CAST: Cluster-Aware Self-Training for Tabular Data via Reliable Confidence

Minwook Kim,Juseong Kim,Ki Beom Kim,Giltae Song
2024-08-29
Abstract:Tabular data is one of the most widely used data modalities, encompassing numerous datasets with substantial amounts of unlabeled data. Despite this prevalence, there is a notable lack of simple and versatile methods for utilizing unlabeled data in the tabular domain, where both gradient-boosting decision trees and neural networks are employed. In this context, self-training has gained attraction due to its simplicity and versatility, yet it is vulnerable to noisy pseudo-labels caused by erroneous confidence. Several solutions have been proposed to handle this problem, but they often compromise the inherent advantages of self-training, resulting in limited applicability in the tabular domain. To address this issue, we explore a novel direction of reliable confidence in self-training contexts and conclude that self-training can be improved by making that the confidence, which represents the value of the pseudo-label, aligns with the cluster assumption. In this regard, we propose Cluster-Aware Self-Training (CAST) for tabular data, which enhances existing self-training algorithms at a negligible cost while maintaining simplicity and versatility. Concretely, CAST calibrates confidence by regularizing the classifier's confidence based on local density for each class in the labeled training data, resulting in lower confidence for pseudo-labels in low-density regions. Extensive empirical evaluations on up to 21 real-world datasets confirm not only the superior performance of CAST but also its robustness in various setups in self-training contexts.
Machine Learning
What problem does this paper attempt to address?

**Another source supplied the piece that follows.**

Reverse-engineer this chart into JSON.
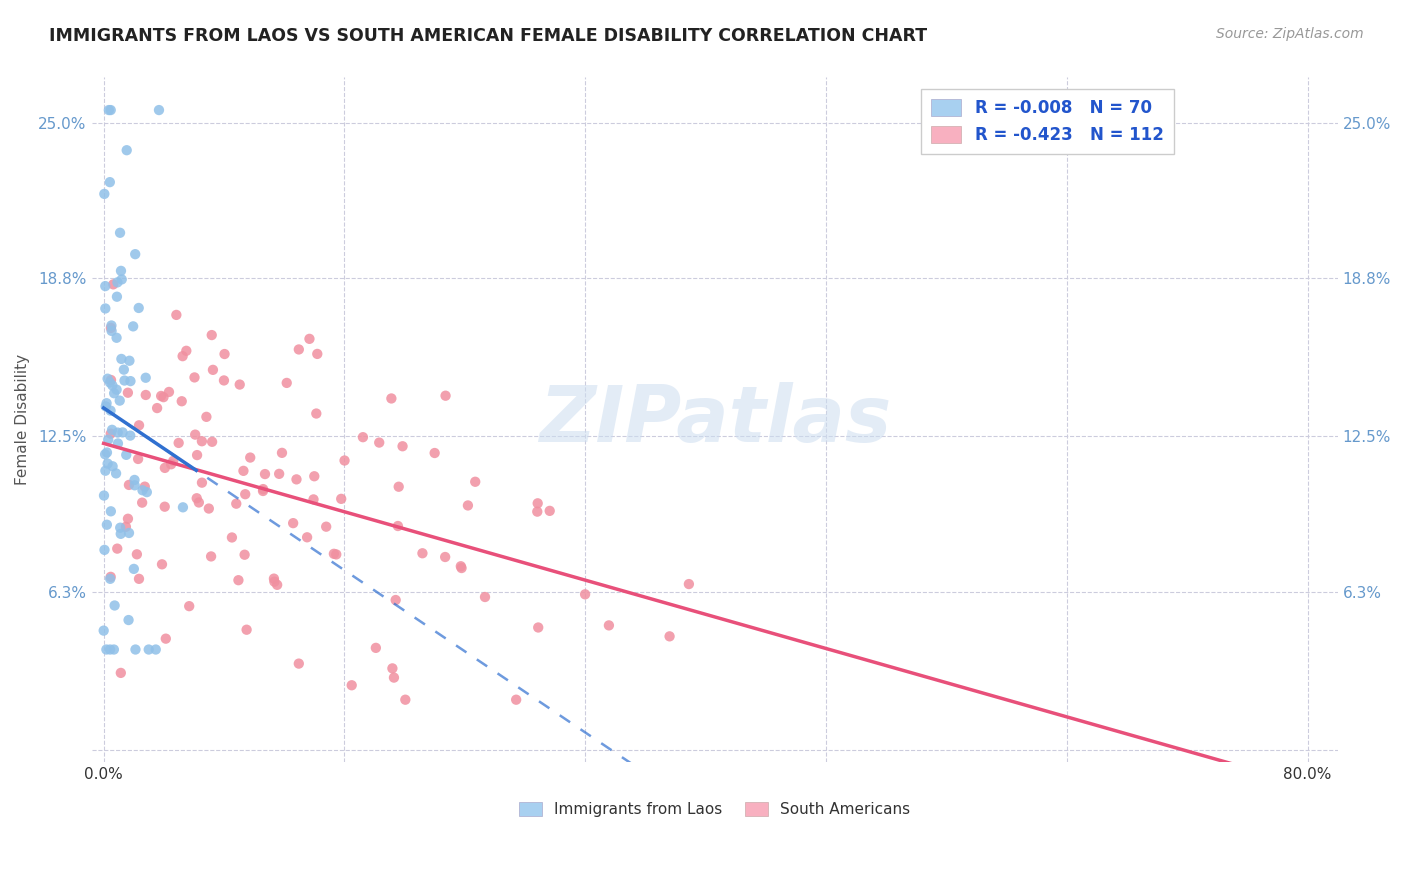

The problems that this paper attempts to solve are: in the self - training process of tabular data, how to improve the reliability of pseudo - labels, thereby enhancing the overall performance of the self - training algorithm. Specifically, the paper focuses on: 1. **The noise problem of pseudo - labels**: Existing self - training methods rely on the classifier's confidence to generate pseudo - labels, but these confidences may be unreliable due to the classifier's bias or overfitting, resulting in the generated pseudo - labels containing noise, which in turn affects the final model performance. 2. **Limitations of existing solutions**: In order to deal with noisy pseudo - labels, some studies have proposed methods to modify the self - training algorithm or model architecture, but these methods often introduce additional computational overhead and are not compatible with Gradient Boosting Decision Trees (GBDTs), limiting their application in tabular data. 3. **Lack of simple and effective methods suitable for tabular data**: Although neural networks and GBDTs are widely used in tabular data, at present, there is a lack of a method that can both maintain the simplicity and universality of self - training and effectively utilize unlabeled data. To solve the above problems, the paper proposes a new self - training method - CAST (Cluster - Aware Self - Training), which calibrates the confidence by introducing the cluster assumption to make the pseudo - labels more reliable. Specifically, CAST improves self - training in the following ways: - **Calibrating confidence based on local density**: CAST adjusts the classifier's confidence according to the local density of the labeled data, so that the pseudo - labels in high - density areas have higher confidence, while the pseudo - labels in low - density areas have lower confidence. - **Maintaining the simplicity and universality of self - training**: CAST does not need to modify the self - training algorithm or model architecture and can be applied to neural networks and GBDTs, ensuring the universality and ease of use of the method. In this way, CAST can significantly improve the performance and robustness of the self - training algorithm on tabular data without significantly increasing the computational cost.